Crítica | Filme | Apocalipse nos Trópicos

Crítica | Filme | Apocalipse nos Trópicos

A cineasta Petra Costa, assim como muitos outros nomes do cinema nacional, divide opiniões. Ainda mais em um país dividido e que, possivelmente, já conferiu um de seus trabalhos, o documentário Democracia em Vertigem (2019), que chegou a ser indicado ao Oscar.

Pois em sua mais recente produção, Apocalipse nos Trópicos (2024), recém lançado na Netflix, Petra promete repetir a dose ao focar em um tema vespeiro: a população evangélica no Brasil e sua participação política. Vespeiro porque cresceu sensivelmente o número de evangélicos no Brasil segundo dados do mais recente censo do IBGE e eles também estão numericamente bem representados em mandatos políticos nas mais diferentes esferas.

Se pensarmos no crescimento do catolicismo ao longo dos séculos e desde seu surgimento, e o compararmos ao crescimento no número de evangélicos (religião surgida bem mais recentemente), o placar é bem superior aos 7 a 1 da Alemanha contra o Brasil na Copa de 2014.

E tudo bem, isso não é problema para a maioria dos brasileiros, que ainda acredita na Constituição e defende o estado laico previsto nela. Contudo, a partir do momento em que os evangélicos adentram a esfera política ou apoiando candidatos ou elegendo os seus próprios, ouvimos da boca de governantes como Bolsonaro que o Brasil não é laico.

Para quem insiste jogar dentro das quatro linhas, a afirmação parece ir contra a Constituição. Não seria esta a primeira e nem a última patacoada dele. Enfim, segue o jogo.

Este cenário rapidamente descrito aqui é explorado em detalhes por Petra em Apocalipse nos Trópicos. Foca em especial na ascensão de Silas Malafaia, desde o momento em que apoia Lula em 2002 até seu ato recente de ventriloquismo em discurso de Bolsonaro, quando atua como coach do capitão.

Petra vai até os anos 1950 nos EUA, quando o também pastor Bill Grahan falava aos seus fiéis sobre os malefícios do Marxismo. Discurso aparentemente incorporado por Malafaia para criticar Lula, PT e os “esquerdopatas” às vésperas das eleições de 2018 e 2022.

As apresentações de Malafaia realmente impressionam pela energia e a escolha minuciosa das palavras. Mas é nos bastidores que ele impressiona mais, por exemplo, adotando um tom levemente ameaçador ao lembrar das promessas de Bolsonaro aos seus fiéis, de que nomearia um ministro terrivelmente evangélico para o Supremo. E das possíveis consequências se não cumprisse com isso.

Impressiona mais ao revelar-se indignado com a saída de Bolsonaro do país após a derrora nas eleições de 2022, desafiando-o a arcar com as consequências dos seus atos e classificando-o como covarde por partir para os EUA.
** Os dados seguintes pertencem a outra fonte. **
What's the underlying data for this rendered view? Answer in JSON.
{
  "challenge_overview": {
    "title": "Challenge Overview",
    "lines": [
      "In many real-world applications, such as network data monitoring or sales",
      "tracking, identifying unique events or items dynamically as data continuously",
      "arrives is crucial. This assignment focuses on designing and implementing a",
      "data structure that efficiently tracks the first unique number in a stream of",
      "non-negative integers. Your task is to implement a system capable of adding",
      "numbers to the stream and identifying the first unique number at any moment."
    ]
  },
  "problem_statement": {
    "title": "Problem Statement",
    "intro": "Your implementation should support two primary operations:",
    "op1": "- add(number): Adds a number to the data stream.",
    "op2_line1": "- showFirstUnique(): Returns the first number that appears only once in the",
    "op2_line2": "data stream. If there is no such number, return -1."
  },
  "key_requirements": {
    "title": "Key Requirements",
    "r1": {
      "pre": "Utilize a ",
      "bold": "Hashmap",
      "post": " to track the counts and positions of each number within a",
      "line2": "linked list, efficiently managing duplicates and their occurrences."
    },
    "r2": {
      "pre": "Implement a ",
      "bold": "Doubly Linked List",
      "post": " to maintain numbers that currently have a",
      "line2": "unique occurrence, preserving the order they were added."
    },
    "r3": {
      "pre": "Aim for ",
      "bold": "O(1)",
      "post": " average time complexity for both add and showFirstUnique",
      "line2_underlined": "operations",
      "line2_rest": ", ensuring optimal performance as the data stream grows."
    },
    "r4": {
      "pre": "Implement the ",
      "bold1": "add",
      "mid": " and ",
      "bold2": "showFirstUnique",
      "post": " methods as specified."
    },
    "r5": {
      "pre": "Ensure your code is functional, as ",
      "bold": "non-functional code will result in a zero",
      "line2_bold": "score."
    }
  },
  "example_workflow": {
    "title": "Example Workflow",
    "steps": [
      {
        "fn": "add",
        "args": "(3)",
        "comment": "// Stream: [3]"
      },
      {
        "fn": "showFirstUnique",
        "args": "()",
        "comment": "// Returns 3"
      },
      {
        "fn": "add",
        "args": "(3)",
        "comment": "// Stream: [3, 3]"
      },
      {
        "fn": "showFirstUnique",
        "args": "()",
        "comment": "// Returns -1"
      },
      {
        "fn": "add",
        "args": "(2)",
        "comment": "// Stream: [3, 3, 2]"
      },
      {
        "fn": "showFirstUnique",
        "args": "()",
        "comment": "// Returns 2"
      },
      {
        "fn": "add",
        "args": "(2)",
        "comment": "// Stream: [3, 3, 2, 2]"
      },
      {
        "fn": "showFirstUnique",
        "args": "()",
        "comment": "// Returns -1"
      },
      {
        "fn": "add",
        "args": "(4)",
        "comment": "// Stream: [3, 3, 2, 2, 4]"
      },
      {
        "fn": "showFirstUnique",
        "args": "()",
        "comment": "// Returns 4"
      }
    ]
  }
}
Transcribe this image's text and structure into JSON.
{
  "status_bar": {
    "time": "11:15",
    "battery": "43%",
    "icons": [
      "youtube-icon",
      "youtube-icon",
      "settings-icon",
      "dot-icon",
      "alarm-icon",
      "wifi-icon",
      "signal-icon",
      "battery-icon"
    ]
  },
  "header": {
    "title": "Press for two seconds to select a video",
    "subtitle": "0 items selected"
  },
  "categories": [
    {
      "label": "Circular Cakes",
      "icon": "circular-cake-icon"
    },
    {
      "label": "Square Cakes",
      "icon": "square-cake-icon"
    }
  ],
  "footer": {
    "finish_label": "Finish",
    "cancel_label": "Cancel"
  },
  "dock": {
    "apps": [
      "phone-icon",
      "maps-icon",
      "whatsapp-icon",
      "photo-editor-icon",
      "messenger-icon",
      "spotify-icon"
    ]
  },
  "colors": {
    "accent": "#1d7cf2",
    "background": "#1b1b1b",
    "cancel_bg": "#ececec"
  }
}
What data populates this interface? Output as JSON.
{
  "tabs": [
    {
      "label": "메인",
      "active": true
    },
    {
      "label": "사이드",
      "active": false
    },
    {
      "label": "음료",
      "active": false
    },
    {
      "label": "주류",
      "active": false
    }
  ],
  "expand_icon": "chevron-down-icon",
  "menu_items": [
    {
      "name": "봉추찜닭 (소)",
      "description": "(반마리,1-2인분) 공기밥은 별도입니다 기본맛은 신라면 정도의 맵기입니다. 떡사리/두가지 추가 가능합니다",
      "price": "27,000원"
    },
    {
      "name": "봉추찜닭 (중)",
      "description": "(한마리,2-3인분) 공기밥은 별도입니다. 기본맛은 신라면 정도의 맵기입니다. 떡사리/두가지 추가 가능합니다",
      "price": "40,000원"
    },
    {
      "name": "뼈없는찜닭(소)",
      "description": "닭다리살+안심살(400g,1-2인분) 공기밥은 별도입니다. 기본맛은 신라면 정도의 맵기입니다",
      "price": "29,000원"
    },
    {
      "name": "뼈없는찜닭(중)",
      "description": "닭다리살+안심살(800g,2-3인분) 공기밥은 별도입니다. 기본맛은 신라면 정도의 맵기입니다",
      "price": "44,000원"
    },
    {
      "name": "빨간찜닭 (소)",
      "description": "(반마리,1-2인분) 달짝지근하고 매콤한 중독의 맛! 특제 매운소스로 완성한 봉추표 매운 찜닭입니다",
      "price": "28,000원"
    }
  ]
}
Enfim, aprendi com um excelente professor que a História só pode ser examinada devidamente com o passar de um tempo. Na época, falava-se em 20 anos. A maioria dos fatos apresentados por Petra Costa faz parte da história bem recente do Brasil.

Com Apocalipse nos Trópicos, ela acelera um pouca essa examinação. E a História costuma servir (entre outras coisas) para balizar o presente de olho no futuro.

Se você prefere fugir desses assuntos mais sensíveis, digamos, melhor assistir a um dorama. A Netflix oferece várias opções.

Agora, se quer atuar mais como cidadão brasileiro, fazendo valer seu voto cada vez mais e cobrando daqueles que você ajuda a eleger o que foi prometido antes da eleição, confira Apocalipse nos Trópicos. Não vai mudar o Brasil, mas pode ajudar a mudar a maneira como você quer que o Brasil seja.